Il ne faut donc pas croire que les païens d’Europe soient devenus chrétiens malgré eux. Certains néo-païens accusent l’Église d’avoir « persécuté » les païens pour imposer sa religion monothéiste et allogène. Ce serait oublier plusieurs choses : déjà que les premières persécutions religieuses furent menés par des païens contre des chrétiens [6] ; ensuite que le christianisme a toujours préféré convertir plutôt que massacrer, et les païens se sont massivement ralliés à la nouvelle religion sans violence ; enfin que ce sont des « Européens ethniques », les Francs notamment, tribu germanique, qui furent les premiers à embrasser le christianisme nicéen et à le diffuser. Les Wisigoths et les Burgondes se sont convertis sans difficulté au christianisme dans sa version arienne. Clovis, roi des Francs-Saliens, peuple païen, depuis 481, fils de Childéric, avait jusqu’alors Wotan, Thor ou encore Freya comme dieux. Sa conversion la même année, en 481, est rapportée par Grégoire de Tours : il avait fait vœu de se baptiser au cours d’une bataille contre les Alamans (probablement celle de Tolbiac) si la victoire lui était accordée [7]. La victoire eut lieu et, au moment de la baptiser, saint Rémi de Reims dit à Clovis : Courbe la tête, fier Sicambre, adore ce que tu as brûlé, brûle ce que tu as adoré.

Voir également : Héraldique et symboles des 12 tribus d’Israël


Charlemagne, descendant de Charles Martel et Pépin le Bref, a mis à profit une tradition guerrière bien ancrée chez les Pippinides pour attaquer les peuples païens bordant le Royaume franc. Il envahit le royaume lombard en 774, suite à l’appel du pape qui craignait pour les terres du Patrimoine de saint Pierre.
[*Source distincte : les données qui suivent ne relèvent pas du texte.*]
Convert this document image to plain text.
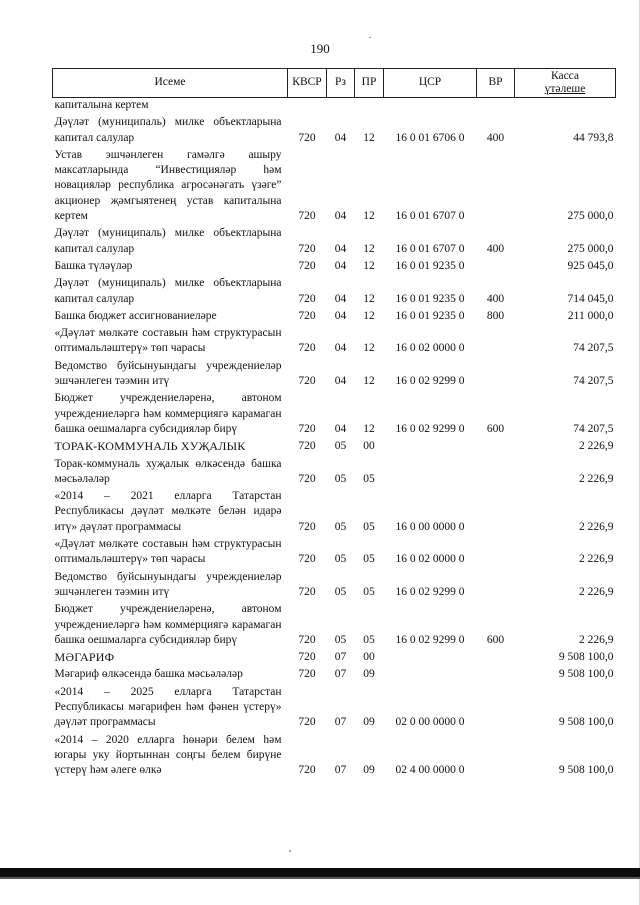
190
Исеме	КВСР	Рз	ПР	ЦСР	ВР	Касса
үтәлеше

капиталына кертем						
Дәүләт (муниципаль) милке объектларына капитал салулар	720	04	12	16 0 01 6706 0	400	44 793,8
Устав эшчәнлеген гамәлгә ашыру максатларында “Инвестицияләр һәм новацияләр республика агросәнәгать үзәге” акционер җәмгыятенең устав капиталына кертем	720	04	12	16 0 01 6707 0		275 000,0
Дәүләт (муниципаль) милке объектларына капитал салулар	720	04	12	16 0 01 6707 0	400	275 000,0
Башка түләүләр	720	04	12	16 0 01 9235 0		925 045,0
Дәүләт (муниципаль) милке объектларына капитал салулар	720	04	12	16 0 01 9235 0	400	714 045,0
Башка бюджет ассигнованиеләре	720	04	12	16 0 01 9235 0	800	211 000,0
«Дәүләт мөлкәте составын һәм структурасын оптимальләштерү» төп чарасы	720	04	12	16 0 02 0000 0		74 207,5
Ведомство буйсынуындагы учреждениеләр эшчәнлеген тәэмин итү	720	04	12	16 0 02 9299 0		74 207,5
Бюджет учреждениеләренә, автоном учреждениеләргә һәм коммерциягә карамаган башка оешмаларга субсидияләр бирү	720	04	12	16 0 02 9299 0	600	74 207,5
ТОРАК-КОММУНАЛЬ ХУҖАЛЫК	720	05	00			2 226,9
Торак-коммуналь хуҗалык өлкәсендә башка мәсьәләләр	720	05	05			2 226,9
«2014 – 2021 елларга Татарстан Республикасы дәүләт мөлкәте белән идарә итү» дәүләт программасы	720	05	05	16 0 00 0000 0		2 226,9
«Дәүләт мөлкәте составын һәм структурасын оптимальләштерү» төп чарасы	720	05	05	16 0 02 0000 0		2 226,9
Ведомство буйсынуындагы учреждениеләр эшчәнлеген тәэмин итү	720	05	05	16 0 02 9299 0		2 226,9
Бюджет учреждениеләренә, автоном учреждениеләргә һәм коммерциягә карамаган башка оешмаларга субсидияләр бирү	720	05	05	16 0 02 9299 0	600	2 226,9
МӘГАРИФ	720	07	00			9 508 100,0
Мәгариф өлкәсендә башка мәсьәләләр	720	07	09			9 508 100,0
«2014 – 2025 елларга Татарстан Республикасы мәгарифен һәм фәнен үстерү» дәүләт программасы	720	07	09	02 0 00 0000 0		9 508 100,0
«2014 – 2020 елларга һөнәри белем һәм югары уку йортыннан соңгы белем бирүне үстерү һәм әлеге өлкә	720	07	09	02 4 00 0000 0		9 508 100,0
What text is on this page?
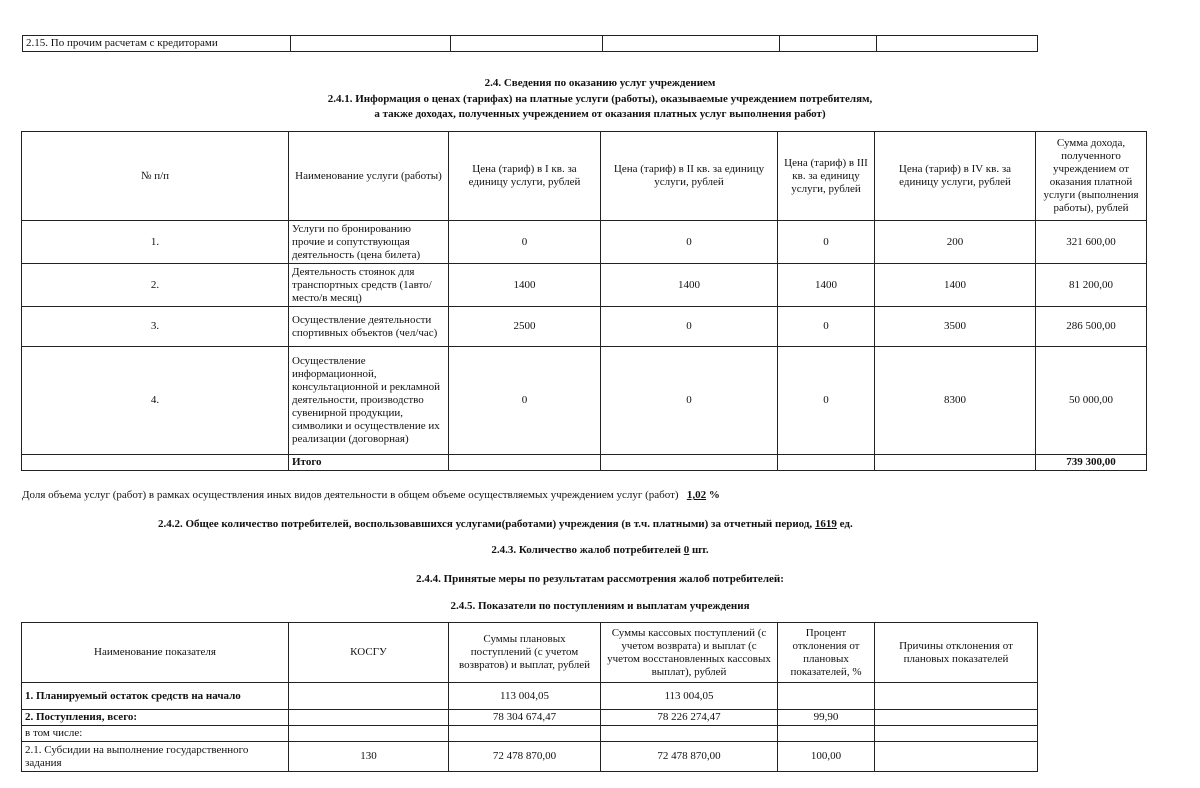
2.15. По прочим расчетам с кредиторами					
2.4. Сведения по оказанию услуг учреждением
2.4.1. Информация о ценах (тарифах) на платные услуги (работы), оказываемые учреждением потребителям,
а также доходах, полученных учреждением от оказания платных услуг выполнения работ)
№ п/п	Наименование услуги (работы)	Цена (тариф) в I кв. за единицу услуги, рублей	Цена (тариф) в II кв. за единицу услуги, рублей	Цена (тариф) в III кв. за единицу услуги, рублей	Цена (тариф) в IV кв. за единицу услуги, рублей	Сумма дохода, полученного учреждением от оказания платной услуги (выполнения работы), рублей
1.	Услуги по бронированию прочие и сопутствующая деятельность (цена билета)	0	0	0	200	321 600,00
2.	Деятельность стоянок для транспортных средств (1авто/место/в месяц)	1400	1400	1400	1400	81 200,00
3.	Осуществление деятельности спортивных объектов (чел/час)	2500	0	0	3500	286 500,00
4.	Осуществление информационной, консультационной и рекламной деятельности, производство сувенирной продукции, символики и осуществление их реализации (договорная)	0	0	0	8300	50 000,00
	Итого					739 300,00
Доля объема услуг (работ) в рамках осуществления иных видов деятельности в общем объеме осуществляемых учреждением услуг (работ) 1,02 %
2.4.2. Общее количество потребителей, воспользовавшихся услугами(работами) учреждения (в т.ч. платными) за отчетный период, 1619 ед.
2.4.3. Количество жалоб потребителей 0 шт.
2.4.4. Принятые меры по результатам рассмотрения жалоб потребителей:
2.4.5. Показатели по поступлениям и выплатам учреждения
Наименование показателя	КОСГУ	Суммы плановых поступлений (с учетом возвратов) и выплат, рублей	Суммы кассовых поступлений (с учетом возврата) и выплат (с учетом восстановленных кассовых выплат), рублей	Процент отклонения от плановых показателей, %	Причины отклонения от плановых показателей
1. Планируемый остаток средств на начало		113 004,05	113 004,05		
2. Поступления, всего:		78 304 674,47	78 226 274,47	99,90	
в том числе:					
2.1. Субсидии на выполнение государственного задания	130	72 478 870,00	72 478 870,00	100,00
Juste avant, dès 772, il affrontait les Saxons pour mettre fin à leurs incursions et raids de plus en plus violents, qui pillaient villages et églises, agrandir le territoire du royaume mais aussi convertir ces populations païennes [8]. Les missions en terres saxonnes, apparues dès les années 630, furent pour beaucoup des échecs, jusqu’à ce que saint Boniface, lui-même un Saxon d’Angleterre, en relation avec Carloman et Rome, parte en mission à partir des années 720, devenant ainsi l’apôtre de la Germanie, notamment dans ses régions rhénanes. Il abattit à la hache l’arbre sacré de Geismar, et fut martyrisé par les païens vers 754, alors qu’il était âgé de plus de 70 ans [9]. Mais à la fin du VIIIe siècle, la Saxe continuait d’être rebelle : c’était le dernier peuple païen d’Occident, et ce fut la conquête la plus longue de Charlemagne (779-785). Éginhard, son biographe, insiste sur les intentions évangélisatrices de Charlemagne et célèbre la fureur des Francs contre les Saxons païens. Dans la Vita Karoli, c’est l’ardeur des Francs et leur foi inébranlable qui les rendent victorieux des païens et de leur inhumanitas. En 782, l’armée franque fut massacrée et une révolte générale de la Saxe entraîna la destruction des églises et le meurtre d’une grande partie du clergé franc déjà installé. Cette guerre fut donc violente, et c’est dire que les païens saxons étaient eux-mêmes des guerriers et qu’ils n’ont pas « subi » une persécution. Ils ont combattu, et ils ont été vaincus. Si les néo-païens considèrent que la force est une vertu majeure, reçue des dieux, ils doivent admettre que les chrétiens ont été les plus forts [10]. Mais il n’y a là nulle volonté de puissance car, comme Éginhard, il faut se réjouir de cette fusion réussie entre les deux peuples Francs et Saxons, rendue possible par leur embrassement du christianisme. En 785, le roi saxon Widukind capitula et vint en Francie se faire baptiser et jurer un serment de fidélité. La même année, le premier Capitulaire de Charlemagne pour les Saxons impose le christianisme, mais la Lex saxorum de 802 protège la spécificité de leur droit, à l’intérieur de l’Empire.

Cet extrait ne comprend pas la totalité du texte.